In the opening scene of Blind Shaft, a hard-boiled thriller from first time writer/director Li Yang, a trio of men descends into the bowels of a fly-by-night Chinese coal mine. As darkness blots out the men's faces, the camera swings upward to linger on the shrinking rectangle of light above their heads. Then it, too, disappears. And for a claustrophobic moment we and the actors are left in stifling blackness. Headlamps eventually snap on, but the film itself remains deliberately, and powerfully, murky.
Song Jinming and Tang Zhaoyang make their living off a deadly scam: they lure a third itinerant worker into taking a job at an illegal mine. Once below ground they kill him with a pickaxe, claim the ceiling of the mine collapsed on him, and demand hush-money from their boss in return for not notifying the government of the "accident." Then they wire the payoff home to their families, pass the night with a couple of worn-out looking hookers, and set off in pursuit of another victim. Their confidence in their game hits a snag though when the two snare an innocent 16-year-old for their next kill. Song's resolve wavers while Tang's hardens. From then on the film becomes ever tenser, building in suspense until its surprising final act.
Li's cinematic style is rough and naturalistic. The scenes look so real that if not for the tautly structured plot, it would be easy to forget the film is a fiction. (A recently naturalized German citizen, Li shot it underground—figuratively and literally—striking deals with mine owners while steering clear of censors in Beijing.) The killers are not caricatured villains: Li treats them with neither contempt nor pity—they are just trying to make ends meet.

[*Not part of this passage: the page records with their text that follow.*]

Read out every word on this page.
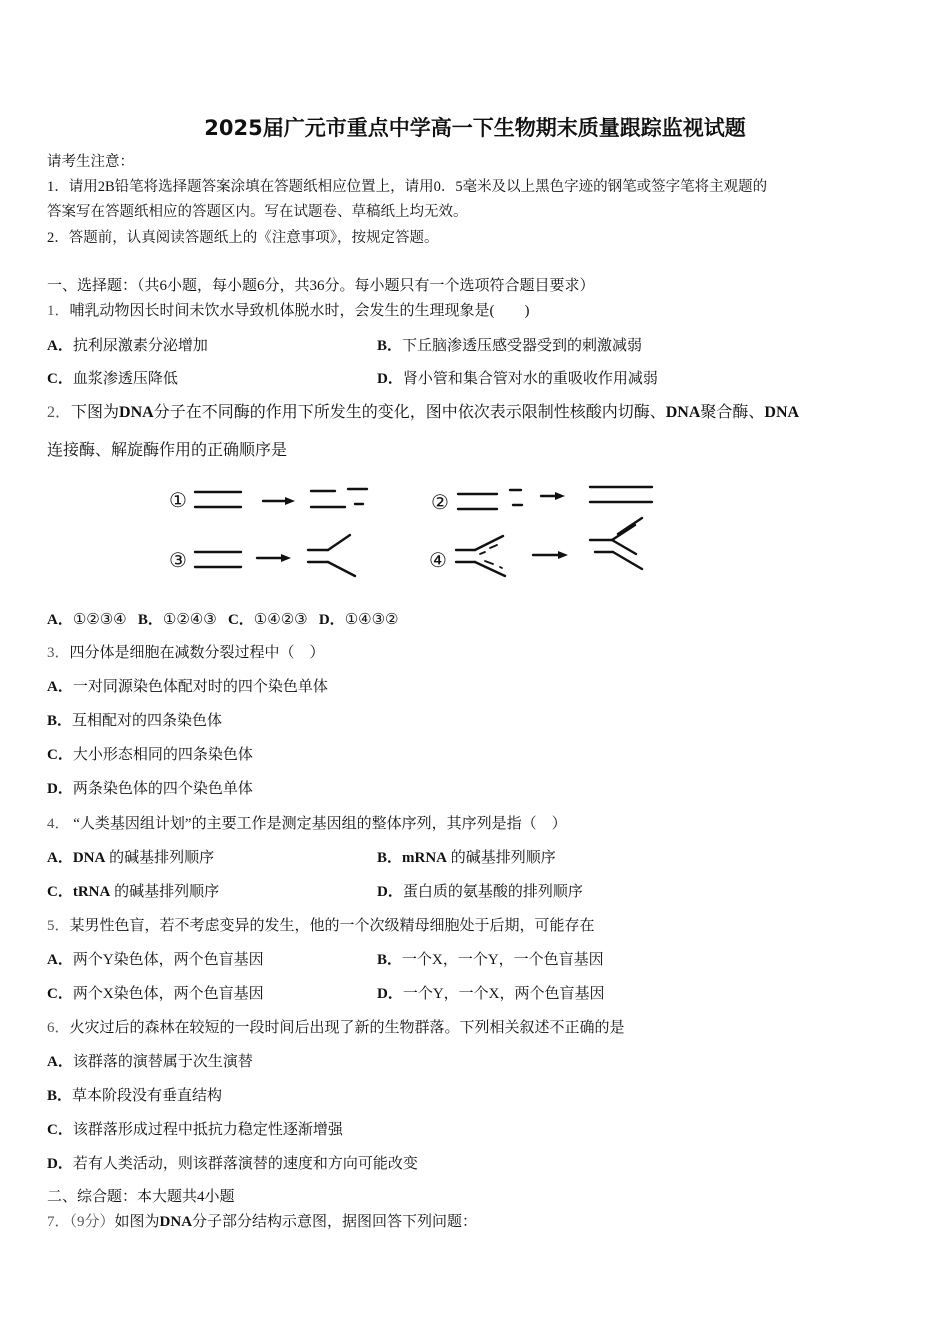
2025届广元市重点中学高一下生物期末质量跟踪监视试题
请考生注意：
1．请用2B铅笔将选择题答案涂填在答题纸相应位置上，请用0．5毫米及以上黑色字迹的钢笔或签字笔将主观题的
答案写在答题纸相应的答题区内。写在试题卷、草稿纸上均无效。
2．答题前，认真阅读答题纸上的《注意事项》，按规定答题。
一、选择题：（共6小题，每小题6分，共36分。每小题只有一个选项符合题目要求）
1．哺乳动物因长时间未饮水导致机体脱水时，会发生的生理现象是(　　)
A．抗利尿激素分泌增加	B．下丘脑渗透压感受器受到的刺激减弱
C．血浆渗透压降低	D．肾小管和集合管对水的重吸收作用减弱
2．下图为DNA分子在不同酶的作用下所发生的变化，图中依次表示限制性核酸内切酶、DNA聚合酶、DNA
连接酶、解旋酶作用的正确顺序是
①	②
③	④
A．①②③④ B．①②④③ C．①④②③ D．①④③②
3．四分体是细胞在减数分裂过程中（　）
A．一对同源染色体配对时的四个染色单体
B．互相配对的四条染色体
C．大小形态相同的四条染色体
D．两条染色体的四个染色单体
4． “人类基因组计划”的主要工作是测定基因组的整体序列，其序列是指（　）
A．DNA 的碱基排列顺序	B．mRNA 的碱基排列顺序
C．tRNA 的碱基排列顺序	D．蛋白质的氨基酸的排列顺序
5．某男性色盲，若不考虑变异的发生，他的一个次级精母细胞处于后期，可能存在
A．两个Y染色体，两个色盲基因	B．一个X，一个Y，一个色盲基因
C．两个X染色体，两个色盲基因	D．一个Y，一个X，两个色盲基因
6．火灾过后的森林在较短的一段时间后出现了新的生物群落。下列相关叙述不正确的是
A．该群落的演替属于次生演替
B．草本阶段没有垂直结构
C．该群落形成过程中抵抗力稳定性逐渐增强
D．若有人类活动，则该群落演替的速度和方向可能改变
二、综合题：本大题共4小题
7．（9分）如图为DNA分子部分结构示意图，据图回答下列问题：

And unlike most mainland films that deal with social problems, Blind Shaft indulges neither in tears nor sermons.
Traversing central China's frozen landscape of slag heaps and shanties, Blind Shaft's grubby miners lead us to the heart of contemporary China's search for its soul. Song and Tang spend their days in one kind of black hole and make their choices in another. The China they know is a moral vacuum. "These days," says Tang to Song while they watch the news on TV of a government corruption scandal, "the only thing that isn't fake is a mother's feelings for her kid." Song shrugs and reckons that's probably not real either.
China's commissars, needless to say, are not among the film's many fans. Li has picked up prizes at a host of prestigious festivals, including Berlin, Tribeca and Hong Kong. But earlier this month Beijing demanded that the Indian government withdraw the film from competition at the International Film Festival of India. Naturally, it won't be shown in Chinese theaters either. That's too bad. For out of his homeland's darkest reaches, Li has brought forth a gem.